COHAYALENA (THALEDIA)
Undécimo día desde Elleri. Año 569 después del Ocaso
Tras el Ocaso de Ahdiel, sin embargo,
muchos renunciaron a los dioses y se refugiaron en otras deidades
que ellos mismos crearon: la violencia, la muerte, el orgullo, el
honor.
Enciclopedia del
mundo
Adelfried suspiró.
—Puedes retirarte, Beful —dijo, apoyando la
cabeza en el respaldo del trono. Contrajo el gesto cuando se golpeó
con más fuerza de la que había previsto. «Este maldito asiento es
capaz de descalabrar a cualquiera», gruñó en silencio.
El bufón salió, encogido, sin atreverse a
hacer una sola cabriola. Adelfried tamborileó los dedos en el brazo
del trono y dejó que sus ojos vidriosos se posasen en un lugar
indeterminado del enorme salón, un estandarte colgado encima de la
puerta que Beful acababa de cerrar.
—¿Vais a hacer algo, mi señor? —preguntó
Kinho de Talamn.
El rey parpadeó y lo miró sin cambiar de
postura; el señor de Talamn parecía verdaderamente preocupado por
su soberano. Adelfried sonrió.
—Voy a hacer lo mismo que llevo haciendo un
año. O sea, no voy a hacer nada —contestó.

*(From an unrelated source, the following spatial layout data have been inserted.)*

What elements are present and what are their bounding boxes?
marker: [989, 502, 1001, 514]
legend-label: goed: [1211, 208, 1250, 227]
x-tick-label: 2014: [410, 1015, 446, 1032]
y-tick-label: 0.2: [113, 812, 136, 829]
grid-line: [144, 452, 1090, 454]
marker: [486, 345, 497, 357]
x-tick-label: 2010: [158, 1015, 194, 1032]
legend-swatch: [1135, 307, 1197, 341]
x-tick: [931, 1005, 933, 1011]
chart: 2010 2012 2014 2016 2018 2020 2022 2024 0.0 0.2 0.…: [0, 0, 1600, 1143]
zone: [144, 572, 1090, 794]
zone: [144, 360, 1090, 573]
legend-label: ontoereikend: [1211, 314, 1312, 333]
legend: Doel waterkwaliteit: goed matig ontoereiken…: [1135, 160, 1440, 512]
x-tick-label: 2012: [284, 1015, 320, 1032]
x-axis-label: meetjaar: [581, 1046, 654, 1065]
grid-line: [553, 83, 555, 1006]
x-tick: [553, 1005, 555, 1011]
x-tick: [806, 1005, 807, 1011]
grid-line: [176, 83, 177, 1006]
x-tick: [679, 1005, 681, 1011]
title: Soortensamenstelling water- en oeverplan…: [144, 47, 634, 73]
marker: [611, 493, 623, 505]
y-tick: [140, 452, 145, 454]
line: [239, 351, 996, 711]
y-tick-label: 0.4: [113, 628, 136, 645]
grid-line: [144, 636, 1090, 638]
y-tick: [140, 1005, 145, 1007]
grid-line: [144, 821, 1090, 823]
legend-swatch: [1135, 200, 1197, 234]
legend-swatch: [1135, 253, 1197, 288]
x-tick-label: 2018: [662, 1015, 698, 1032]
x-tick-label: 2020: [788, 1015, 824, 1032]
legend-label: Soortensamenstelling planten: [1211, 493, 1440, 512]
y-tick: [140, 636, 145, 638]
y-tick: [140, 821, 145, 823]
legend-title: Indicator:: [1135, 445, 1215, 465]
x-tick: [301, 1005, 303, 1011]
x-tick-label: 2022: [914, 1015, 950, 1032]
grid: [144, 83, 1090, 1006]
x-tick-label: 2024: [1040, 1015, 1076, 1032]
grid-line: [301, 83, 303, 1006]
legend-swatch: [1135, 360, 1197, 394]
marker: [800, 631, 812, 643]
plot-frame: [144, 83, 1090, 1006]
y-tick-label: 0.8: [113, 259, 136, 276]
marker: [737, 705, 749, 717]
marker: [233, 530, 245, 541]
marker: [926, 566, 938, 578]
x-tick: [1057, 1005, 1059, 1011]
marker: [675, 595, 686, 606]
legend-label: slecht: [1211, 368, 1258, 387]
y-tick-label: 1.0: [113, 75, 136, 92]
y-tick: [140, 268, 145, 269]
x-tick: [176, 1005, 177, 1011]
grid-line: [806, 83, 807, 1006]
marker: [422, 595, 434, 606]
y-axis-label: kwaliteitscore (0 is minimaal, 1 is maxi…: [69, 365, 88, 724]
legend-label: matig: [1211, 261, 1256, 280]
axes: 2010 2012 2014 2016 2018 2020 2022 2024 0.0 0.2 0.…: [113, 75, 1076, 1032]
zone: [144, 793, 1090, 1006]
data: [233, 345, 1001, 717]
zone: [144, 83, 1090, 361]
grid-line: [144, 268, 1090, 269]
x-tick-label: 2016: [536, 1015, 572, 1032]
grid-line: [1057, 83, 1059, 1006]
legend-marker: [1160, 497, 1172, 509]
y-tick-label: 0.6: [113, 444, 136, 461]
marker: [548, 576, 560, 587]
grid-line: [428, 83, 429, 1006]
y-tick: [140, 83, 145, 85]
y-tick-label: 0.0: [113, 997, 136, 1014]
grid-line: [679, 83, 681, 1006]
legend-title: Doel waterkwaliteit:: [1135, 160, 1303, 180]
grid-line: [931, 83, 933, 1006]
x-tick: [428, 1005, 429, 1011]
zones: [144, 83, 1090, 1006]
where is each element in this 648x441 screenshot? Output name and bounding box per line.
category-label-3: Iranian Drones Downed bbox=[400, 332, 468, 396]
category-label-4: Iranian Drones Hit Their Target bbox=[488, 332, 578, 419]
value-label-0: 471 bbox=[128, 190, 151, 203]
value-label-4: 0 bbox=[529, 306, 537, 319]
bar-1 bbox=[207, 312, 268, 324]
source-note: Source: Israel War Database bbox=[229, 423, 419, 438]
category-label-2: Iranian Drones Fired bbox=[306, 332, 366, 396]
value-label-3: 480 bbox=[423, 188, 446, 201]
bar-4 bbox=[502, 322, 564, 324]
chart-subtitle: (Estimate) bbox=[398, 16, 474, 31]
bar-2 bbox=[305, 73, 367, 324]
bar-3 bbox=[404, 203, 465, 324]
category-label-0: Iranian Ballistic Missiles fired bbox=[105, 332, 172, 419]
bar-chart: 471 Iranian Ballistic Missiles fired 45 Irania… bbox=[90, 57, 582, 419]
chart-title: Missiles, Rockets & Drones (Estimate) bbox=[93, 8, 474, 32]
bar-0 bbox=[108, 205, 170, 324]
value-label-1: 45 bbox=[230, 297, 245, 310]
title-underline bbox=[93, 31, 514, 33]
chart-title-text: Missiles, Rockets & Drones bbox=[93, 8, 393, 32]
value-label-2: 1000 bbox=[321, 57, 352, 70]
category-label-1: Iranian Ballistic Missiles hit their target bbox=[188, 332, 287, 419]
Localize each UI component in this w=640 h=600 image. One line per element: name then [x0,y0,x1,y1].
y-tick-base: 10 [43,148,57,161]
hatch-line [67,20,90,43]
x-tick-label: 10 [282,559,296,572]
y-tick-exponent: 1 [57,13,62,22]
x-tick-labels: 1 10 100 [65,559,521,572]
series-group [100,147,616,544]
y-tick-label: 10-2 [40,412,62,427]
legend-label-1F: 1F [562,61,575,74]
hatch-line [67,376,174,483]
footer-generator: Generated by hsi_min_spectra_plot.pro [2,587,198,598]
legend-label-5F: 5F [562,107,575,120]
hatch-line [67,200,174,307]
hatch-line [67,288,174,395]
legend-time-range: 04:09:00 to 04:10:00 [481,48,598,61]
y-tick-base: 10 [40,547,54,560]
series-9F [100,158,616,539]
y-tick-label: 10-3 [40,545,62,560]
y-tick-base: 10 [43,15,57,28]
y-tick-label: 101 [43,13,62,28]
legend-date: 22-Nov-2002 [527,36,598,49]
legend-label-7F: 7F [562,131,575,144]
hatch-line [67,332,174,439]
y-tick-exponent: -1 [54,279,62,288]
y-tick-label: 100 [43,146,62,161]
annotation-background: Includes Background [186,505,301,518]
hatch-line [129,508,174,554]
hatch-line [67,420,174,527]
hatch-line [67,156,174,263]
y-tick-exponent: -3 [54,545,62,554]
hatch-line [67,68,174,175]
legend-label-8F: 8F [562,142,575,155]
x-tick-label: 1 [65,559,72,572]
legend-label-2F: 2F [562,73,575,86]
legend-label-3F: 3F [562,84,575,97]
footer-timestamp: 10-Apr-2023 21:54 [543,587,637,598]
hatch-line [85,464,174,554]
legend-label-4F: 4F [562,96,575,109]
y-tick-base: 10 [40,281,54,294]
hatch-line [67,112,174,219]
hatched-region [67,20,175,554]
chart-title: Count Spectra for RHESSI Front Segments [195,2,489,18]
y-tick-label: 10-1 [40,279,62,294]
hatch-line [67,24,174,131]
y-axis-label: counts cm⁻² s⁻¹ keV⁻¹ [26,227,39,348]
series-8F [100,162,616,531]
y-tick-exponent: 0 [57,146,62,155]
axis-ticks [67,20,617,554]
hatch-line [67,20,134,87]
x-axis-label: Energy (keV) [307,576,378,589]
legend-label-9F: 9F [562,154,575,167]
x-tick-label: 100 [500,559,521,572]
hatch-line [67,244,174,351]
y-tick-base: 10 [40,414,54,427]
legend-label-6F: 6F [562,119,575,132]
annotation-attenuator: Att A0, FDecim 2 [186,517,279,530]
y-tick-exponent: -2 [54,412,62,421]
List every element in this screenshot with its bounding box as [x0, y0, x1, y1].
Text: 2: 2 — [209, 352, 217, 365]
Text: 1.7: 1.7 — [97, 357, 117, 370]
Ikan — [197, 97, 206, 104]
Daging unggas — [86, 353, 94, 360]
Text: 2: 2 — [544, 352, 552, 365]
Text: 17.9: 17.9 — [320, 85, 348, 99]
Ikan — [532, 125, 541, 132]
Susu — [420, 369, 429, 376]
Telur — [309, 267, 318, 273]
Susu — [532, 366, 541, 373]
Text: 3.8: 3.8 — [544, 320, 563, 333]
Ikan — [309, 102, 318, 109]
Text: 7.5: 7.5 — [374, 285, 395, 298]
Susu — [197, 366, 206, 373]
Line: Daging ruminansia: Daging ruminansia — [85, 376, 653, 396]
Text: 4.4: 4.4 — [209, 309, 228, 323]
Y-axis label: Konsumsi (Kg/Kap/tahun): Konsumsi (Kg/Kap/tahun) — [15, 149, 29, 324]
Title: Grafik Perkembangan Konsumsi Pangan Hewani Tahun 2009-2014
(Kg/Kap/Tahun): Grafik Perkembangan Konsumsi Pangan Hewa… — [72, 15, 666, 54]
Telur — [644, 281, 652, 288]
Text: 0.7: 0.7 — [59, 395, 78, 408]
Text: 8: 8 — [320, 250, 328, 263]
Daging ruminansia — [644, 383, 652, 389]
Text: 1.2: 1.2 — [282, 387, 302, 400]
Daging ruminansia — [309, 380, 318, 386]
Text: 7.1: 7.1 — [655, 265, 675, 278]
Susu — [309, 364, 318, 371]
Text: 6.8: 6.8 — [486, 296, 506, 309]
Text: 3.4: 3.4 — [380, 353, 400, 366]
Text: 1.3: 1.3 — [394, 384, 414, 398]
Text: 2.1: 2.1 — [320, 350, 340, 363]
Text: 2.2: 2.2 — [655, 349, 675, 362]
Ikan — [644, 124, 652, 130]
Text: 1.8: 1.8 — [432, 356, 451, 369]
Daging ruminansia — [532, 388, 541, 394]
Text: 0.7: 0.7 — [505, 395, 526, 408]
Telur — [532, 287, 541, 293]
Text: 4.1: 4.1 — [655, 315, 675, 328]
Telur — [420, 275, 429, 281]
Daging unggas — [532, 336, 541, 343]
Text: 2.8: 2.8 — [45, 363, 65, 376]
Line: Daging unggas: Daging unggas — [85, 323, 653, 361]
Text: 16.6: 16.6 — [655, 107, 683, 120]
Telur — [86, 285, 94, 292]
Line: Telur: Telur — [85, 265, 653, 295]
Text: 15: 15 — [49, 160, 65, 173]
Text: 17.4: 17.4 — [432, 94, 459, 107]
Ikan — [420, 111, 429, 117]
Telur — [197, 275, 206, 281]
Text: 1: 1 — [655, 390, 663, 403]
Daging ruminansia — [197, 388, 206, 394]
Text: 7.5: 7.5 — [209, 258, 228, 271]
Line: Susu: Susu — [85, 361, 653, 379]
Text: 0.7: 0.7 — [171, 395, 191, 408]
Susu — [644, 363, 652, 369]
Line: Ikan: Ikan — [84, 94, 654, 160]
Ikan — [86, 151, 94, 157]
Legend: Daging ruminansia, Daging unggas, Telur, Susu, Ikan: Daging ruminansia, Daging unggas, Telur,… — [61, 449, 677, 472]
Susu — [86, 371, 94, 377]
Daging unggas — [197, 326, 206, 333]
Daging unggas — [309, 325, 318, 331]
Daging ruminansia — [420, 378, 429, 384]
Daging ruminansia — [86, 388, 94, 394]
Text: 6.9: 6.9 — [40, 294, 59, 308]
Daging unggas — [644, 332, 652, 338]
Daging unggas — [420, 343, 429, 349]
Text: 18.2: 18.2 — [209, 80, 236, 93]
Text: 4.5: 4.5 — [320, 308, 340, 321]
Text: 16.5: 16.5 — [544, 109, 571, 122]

Kinho abrió mucho los
ojos: su sorpresa aparentaba ser genuina. «¿Por qué no iba a serlo?
¿O es que toda Cohayalena sabe que el rey sabe que es un cornudo?»
—Pero... Majestad...
—Kinho —le interrumpió sin ceremonias, y
puso los ojos en blanco—. Hace siglos que sé a qué se dedica Thais
con Vohhio en su tiempo libre. ¿Crees que, si tuviera intención de
hacer algo, habría esperado hasta que su embarazo fuera tan
evidente? ¿No habría sido más sencillo mandarla al cuerno antes de
que Riheki me llenase las calles de banderolas anunciando el
próximo nacimiento de mi heredero? —preguntó, sardónico.
Kinho sonrió.
—Tenéis razón, señor —admitió con una
graciosa reverencia—. Y lamento que fuera precisamente mi esposa
quien empujó al señor de Vohhio a los brazos de la vuestra.
—Fue sin querer, estoy seguro —dijo
Adelfried con una mueca, girando el cuerpo para cambiar de postura
en el incómodo trono.
—Pero sigo pensando que deberíais deshonrar
el león de Vohhio.
El rey hizo una mueca, aburrido.
—Eso sólo le daría una alegría al gremio de
costureras, Kinho. ¿Y de qué me serviría cortarle las pelotas al
estandarte de Adhar, si voy a acabar regalándole el trono al crío
que ha salido de las suyas? —agregó, apoyando la mejilla en la
palma de la mano.
—Al menos, todo el reino sabría que ha caído
en desgracia...
—Sí —bufó Adelfried—. Y que ha ido a caerse
justo entre las piernas de mi mujer. Eso sería estupendo, desde
luego.
Kinho guardó un respetuoso silencio.
«Mejor», se dijo Adelfried, hastiado.